One Part Luck, Two Parts Good Thinking
Before we left the US, we had fortunately set ourselves up on the path to FI. Our teacher’s retirement system required teachers to withhold 5% to 15% of their pre-tax salary. At least we had been maxing out our teacher’s retirement program. Upon retirement, this plan would provide access to the invested funds.
We had small Roth IRAs, but we were pretty fuzzy on our understanding of the nuances of investing (actually downright pathetic and confused). After realizing that we’d made some poor decisions in buying just single stocks, we did our “homework”. As a result, we ran across some investment advice that made good sense. Andrew Hallam, who had been an international teacher in Singapore, wrote a book we found called The Millionaire Teacher.
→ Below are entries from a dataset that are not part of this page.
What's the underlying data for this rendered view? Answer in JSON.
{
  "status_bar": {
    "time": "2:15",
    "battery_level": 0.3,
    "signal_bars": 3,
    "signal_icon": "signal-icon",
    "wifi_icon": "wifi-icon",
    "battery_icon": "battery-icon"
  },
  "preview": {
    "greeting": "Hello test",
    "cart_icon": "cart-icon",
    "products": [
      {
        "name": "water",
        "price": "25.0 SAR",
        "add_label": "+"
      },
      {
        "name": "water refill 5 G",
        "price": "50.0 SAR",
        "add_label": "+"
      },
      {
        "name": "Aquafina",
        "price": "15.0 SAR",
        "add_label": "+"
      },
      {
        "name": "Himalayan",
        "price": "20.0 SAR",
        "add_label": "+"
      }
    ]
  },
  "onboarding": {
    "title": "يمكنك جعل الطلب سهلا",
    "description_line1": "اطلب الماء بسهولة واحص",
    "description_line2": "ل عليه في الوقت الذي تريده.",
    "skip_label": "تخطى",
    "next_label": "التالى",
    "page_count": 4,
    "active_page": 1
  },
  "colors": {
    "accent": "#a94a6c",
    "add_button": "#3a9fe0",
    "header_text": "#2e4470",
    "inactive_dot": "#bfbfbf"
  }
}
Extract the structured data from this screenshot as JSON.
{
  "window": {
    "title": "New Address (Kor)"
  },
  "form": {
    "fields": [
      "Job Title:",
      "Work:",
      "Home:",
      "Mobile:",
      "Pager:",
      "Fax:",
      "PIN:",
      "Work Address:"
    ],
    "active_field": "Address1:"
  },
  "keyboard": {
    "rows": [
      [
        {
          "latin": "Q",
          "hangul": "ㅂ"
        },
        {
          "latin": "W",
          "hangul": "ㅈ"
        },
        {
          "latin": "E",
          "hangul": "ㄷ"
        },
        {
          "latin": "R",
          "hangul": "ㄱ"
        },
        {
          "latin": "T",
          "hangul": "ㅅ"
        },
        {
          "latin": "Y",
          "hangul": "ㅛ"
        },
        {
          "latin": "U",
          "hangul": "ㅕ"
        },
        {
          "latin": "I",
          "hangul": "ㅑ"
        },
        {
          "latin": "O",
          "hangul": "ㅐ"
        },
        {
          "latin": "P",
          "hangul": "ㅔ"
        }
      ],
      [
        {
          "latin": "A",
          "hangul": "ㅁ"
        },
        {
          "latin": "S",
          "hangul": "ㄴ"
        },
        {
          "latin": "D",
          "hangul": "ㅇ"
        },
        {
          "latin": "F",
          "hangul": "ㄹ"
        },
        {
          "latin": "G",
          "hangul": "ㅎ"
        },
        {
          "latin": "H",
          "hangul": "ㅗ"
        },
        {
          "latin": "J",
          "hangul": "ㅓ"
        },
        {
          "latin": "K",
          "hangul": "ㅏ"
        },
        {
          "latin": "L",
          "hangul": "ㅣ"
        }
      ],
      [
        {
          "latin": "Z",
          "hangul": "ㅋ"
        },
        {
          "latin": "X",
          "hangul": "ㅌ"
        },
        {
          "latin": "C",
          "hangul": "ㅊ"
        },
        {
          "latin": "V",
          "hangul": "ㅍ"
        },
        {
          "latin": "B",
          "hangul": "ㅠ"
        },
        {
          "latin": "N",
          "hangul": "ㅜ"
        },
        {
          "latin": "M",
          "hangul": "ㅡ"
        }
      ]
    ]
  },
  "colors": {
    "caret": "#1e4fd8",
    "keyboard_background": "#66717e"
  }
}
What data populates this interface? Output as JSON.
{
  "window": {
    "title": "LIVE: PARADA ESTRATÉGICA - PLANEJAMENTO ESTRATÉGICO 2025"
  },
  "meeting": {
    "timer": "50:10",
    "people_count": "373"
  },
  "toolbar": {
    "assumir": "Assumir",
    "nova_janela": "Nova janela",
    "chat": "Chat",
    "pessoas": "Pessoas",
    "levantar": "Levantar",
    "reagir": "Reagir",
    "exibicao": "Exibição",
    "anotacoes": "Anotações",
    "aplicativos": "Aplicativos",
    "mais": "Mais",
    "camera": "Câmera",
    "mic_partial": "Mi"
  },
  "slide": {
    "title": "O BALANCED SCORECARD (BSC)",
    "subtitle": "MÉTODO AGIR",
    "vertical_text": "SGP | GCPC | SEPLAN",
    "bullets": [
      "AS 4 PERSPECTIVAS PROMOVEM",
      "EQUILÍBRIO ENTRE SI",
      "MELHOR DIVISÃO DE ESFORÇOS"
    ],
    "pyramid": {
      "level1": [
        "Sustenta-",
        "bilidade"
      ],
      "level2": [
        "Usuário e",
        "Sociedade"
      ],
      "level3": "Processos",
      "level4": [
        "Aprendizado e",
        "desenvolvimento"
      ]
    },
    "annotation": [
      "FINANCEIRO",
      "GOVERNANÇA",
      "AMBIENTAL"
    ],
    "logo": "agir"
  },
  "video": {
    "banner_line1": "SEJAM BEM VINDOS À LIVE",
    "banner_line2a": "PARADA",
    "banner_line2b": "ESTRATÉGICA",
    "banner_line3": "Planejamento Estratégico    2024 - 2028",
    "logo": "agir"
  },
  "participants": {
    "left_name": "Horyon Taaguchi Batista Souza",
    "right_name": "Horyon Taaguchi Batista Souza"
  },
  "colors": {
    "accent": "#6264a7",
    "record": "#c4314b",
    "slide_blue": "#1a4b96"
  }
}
It was a good start and set us on our “investment way”. We soon discovered that people were actually blogging about this stuff and realized they reinforced Hallam’s ideas. People like Mr. Money Mustache, Go Curry Cracker, JL Collins, Mr. 1500, and Millennial Revolution started appearing on our radar. They provided us with more motivation and strategies to accelerate our journey. Mr. Money Mustache, recently featured in a PBS news hour broadcast, was a huge influence as was JL Collins. Jim’s book, The Simple Path Wealth is a must read for anyone aspiring to reach financial independence. We recommend it to anyone who will listen to us talk about FIRE. It’s one of those books you’ll read multiple times just to make sure you “really get it”.
By the time we left our public school jobs to head overseas, our lump sum was nothing to sneeze at, even with the poor returns and high fee structure. So, upon separation from our state system, we learned we could take our money out of the state plan. We jumped at the opportunity to roll over our funds into higher yielding IRAs. We also decided to max out our current retirement options. With a lot of mentoring from the bloggers we’ve followed (many who have now become friends since Chautauqua), and despite our late arrival on the FIRE scene, we have reached our FI number. We’ll both be “RE” at the end of the school year.
Oh Yeah…That Overseas Post
Where did we go, you wonder? We ended up at the American International School in Lagos. No, not Portugal…Lagos, Nigeria. As you might imagine (or be thinking), the responses from friends and family ran the full gamut: “Why Nigeria?” and “Oh my God. Isn’t it DANGEROUS there??!” or “Are you gonna live in a hut?” with some added snickering. To be sure, living in Nigeria has had its share of inconveniences, issues and challenges (Remember Ebola, anyone?? We were there!).
The truth is that the standard Nigerian greeting, “You are welcome” and the positive attitude of the Nigerians has always made us feel welcome. This has been our home for nearly six years.
We have sincerely enjoyed living and working in Nigeria and have loved our careers as educators. Despite the joys that come with working with young people and those who teach them, I am very much looking forward to the change of pace and the increase in self-directed activities that retirement will bring. I am equally aware of my internal need to spend my time doing things that are meaningful. I am ready to leave my job behind but I am not ready to leave behind my purpose.